Issue 16: Why am I so afraid of medication?
On pill shaming, one author's dream for happier stories and my personal experience with antidepressants
These days, it seems more and more authors and celebrities are opening up to tell their stories in an effort to eradicate mental health stigma. But for many of us—including first-generation immigrants and individuals within Asian communities—mental illness is still often considered an “American disease,” one that’s rarely acknowledged at home.
That was certainly the case for me.
I grew up in Utica, New York, and knew my grand uncle only peripherally, from family gatherings here and there. But I did remember being intrigued by the fact that Uncle Roger, who was born in Mauritius but was of Chinese descent, had a Caucasian wife and that he was a board-certified psychiatrist.
Later, when I was a teenager, I began flipping through some old family albums and came across a young, mixed raced girl at a family gathering. When I asked about her, my aunt told me she was a cousin who had died of suicide.
Being raised by my grandparents—both of whom were very stereotypical Chinese immigrant parental figures—I don’t remember ever talking about feeling sad. The closest I came to confiding my anxieties was balking about doing certain tasks like making phone calls or speaking in public. My complaints typically wound up inviting lectures about needing to work harder and to stop being lazy.

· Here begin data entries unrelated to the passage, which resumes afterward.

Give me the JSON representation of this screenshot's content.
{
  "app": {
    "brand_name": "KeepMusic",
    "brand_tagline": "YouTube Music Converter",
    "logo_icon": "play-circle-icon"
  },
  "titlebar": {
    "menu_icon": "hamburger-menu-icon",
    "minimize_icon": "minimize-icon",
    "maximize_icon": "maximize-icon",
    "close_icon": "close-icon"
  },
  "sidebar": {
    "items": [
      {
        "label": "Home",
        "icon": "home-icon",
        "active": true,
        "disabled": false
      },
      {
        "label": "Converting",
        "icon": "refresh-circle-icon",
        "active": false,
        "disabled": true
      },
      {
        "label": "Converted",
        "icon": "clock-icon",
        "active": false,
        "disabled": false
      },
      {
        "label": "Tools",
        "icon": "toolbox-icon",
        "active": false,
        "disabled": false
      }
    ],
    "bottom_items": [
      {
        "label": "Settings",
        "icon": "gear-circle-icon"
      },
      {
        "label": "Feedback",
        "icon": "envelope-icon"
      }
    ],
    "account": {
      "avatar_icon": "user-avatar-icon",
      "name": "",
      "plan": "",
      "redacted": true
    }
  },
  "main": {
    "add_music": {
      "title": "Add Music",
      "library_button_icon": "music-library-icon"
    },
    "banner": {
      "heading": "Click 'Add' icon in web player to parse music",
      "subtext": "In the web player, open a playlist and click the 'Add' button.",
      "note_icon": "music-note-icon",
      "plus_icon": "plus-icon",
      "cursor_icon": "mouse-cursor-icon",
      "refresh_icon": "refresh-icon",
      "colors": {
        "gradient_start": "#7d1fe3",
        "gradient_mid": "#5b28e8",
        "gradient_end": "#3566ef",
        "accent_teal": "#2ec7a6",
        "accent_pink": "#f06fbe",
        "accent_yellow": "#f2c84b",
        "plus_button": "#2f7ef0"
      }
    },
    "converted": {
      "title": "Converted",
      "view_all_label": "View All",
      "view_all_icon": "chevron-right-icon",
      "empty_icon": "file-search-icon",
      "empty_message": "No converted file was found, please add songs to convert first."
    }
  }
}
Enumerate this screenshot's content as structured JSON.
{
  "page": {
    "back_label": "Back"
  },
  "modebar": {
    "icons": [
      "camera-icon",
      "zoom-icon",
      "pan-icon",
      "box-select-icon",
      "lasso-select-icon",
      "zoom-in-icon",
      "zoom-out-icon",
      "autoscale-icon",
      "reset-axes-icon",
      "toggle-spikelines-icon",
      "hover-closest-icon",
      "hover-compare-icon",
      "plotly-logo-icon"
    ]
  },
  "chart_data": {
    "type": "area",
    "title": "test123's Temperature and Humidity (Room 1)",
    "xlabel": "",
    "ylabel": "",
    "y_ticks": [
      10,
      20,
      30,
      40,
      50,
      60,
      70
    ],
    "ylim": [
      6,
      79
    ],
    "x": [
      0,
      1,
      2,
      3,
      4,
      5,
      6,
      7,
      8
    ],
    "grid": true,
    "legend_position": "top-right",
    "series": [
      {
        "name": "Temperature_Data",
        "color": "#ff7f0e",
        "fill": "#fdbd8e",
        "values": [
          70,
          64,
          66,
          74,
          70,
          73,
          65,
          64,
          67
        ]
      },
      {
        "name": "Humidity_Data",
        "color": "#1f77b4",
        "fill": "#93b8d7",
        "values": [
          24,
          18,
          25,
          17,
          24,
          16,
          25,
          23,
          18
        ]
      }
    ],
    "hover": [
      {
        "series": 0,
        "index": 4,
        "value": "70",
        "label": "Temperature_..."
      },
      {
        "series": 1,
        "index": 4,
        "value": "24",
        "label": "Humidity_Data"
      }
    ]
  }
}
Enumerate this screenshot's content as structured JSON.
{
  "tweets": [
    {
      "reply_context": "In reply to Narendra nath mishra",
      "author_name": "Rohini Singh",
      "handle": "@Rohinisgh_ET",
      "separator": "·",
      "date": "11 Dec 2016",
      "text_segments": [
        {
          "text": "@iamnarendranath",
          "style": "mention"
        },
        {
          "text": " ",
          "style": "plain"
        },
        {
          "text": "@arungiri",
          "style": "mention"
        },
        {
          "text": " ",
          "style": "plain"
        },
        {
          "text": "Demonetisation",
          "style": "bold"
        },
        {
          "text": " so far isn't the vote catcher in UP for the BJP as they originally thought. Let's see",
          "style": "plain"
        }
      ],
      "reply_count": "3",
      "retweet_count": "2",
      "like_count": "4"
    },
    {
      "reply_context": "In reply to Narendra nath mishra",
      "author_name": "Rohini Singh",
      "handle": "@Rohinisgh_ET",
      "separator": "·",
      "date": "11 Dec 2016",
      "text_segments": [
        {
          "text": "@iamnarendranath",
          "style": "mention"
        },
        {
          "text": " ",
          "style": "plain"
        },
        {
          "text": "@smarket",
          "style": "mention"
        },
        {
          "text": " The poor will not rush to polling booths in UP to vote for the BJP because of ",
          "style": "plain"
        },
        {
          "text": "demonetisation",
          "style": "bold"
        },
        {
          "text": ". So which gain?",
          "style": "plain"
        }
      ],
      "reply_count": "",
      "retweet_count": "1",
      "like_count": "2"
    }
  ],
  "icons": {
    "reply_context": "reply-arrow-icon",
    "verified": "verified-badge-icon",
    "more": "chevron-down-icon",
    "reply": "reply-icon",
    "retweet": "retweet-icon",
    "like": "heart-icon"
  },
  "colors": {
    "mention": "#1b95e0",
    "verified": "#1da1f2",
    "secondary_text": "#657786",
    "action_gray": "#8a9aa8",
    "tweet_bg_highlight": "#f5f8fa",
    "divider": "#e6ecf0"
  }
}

My Grandpa would say things like, “Remember, there’s always room at the top,” and “You can shoot for the stars. Even if you don’t make it, you’ll get to the moon.”
There’s a reason why the immigrant workaholic parent is such a trope. I suppose that, when you think about American psychologist Abraham Maslow's proposed "hierarchy of needs," things like feeding your children and paying rent naturally take priority.
So-called “luxuries” like focusing on one’s feelings are often submerged under layers of stress and the overarching need to simply survive.
I had my first bout with depression in college, prompted by a thwarted romance, academic setbacks and a fear of the future. I don't remember telling anyone about it. In fact, most of my memories of that period are unclear. I do remember how impossible it felt to get out of bed.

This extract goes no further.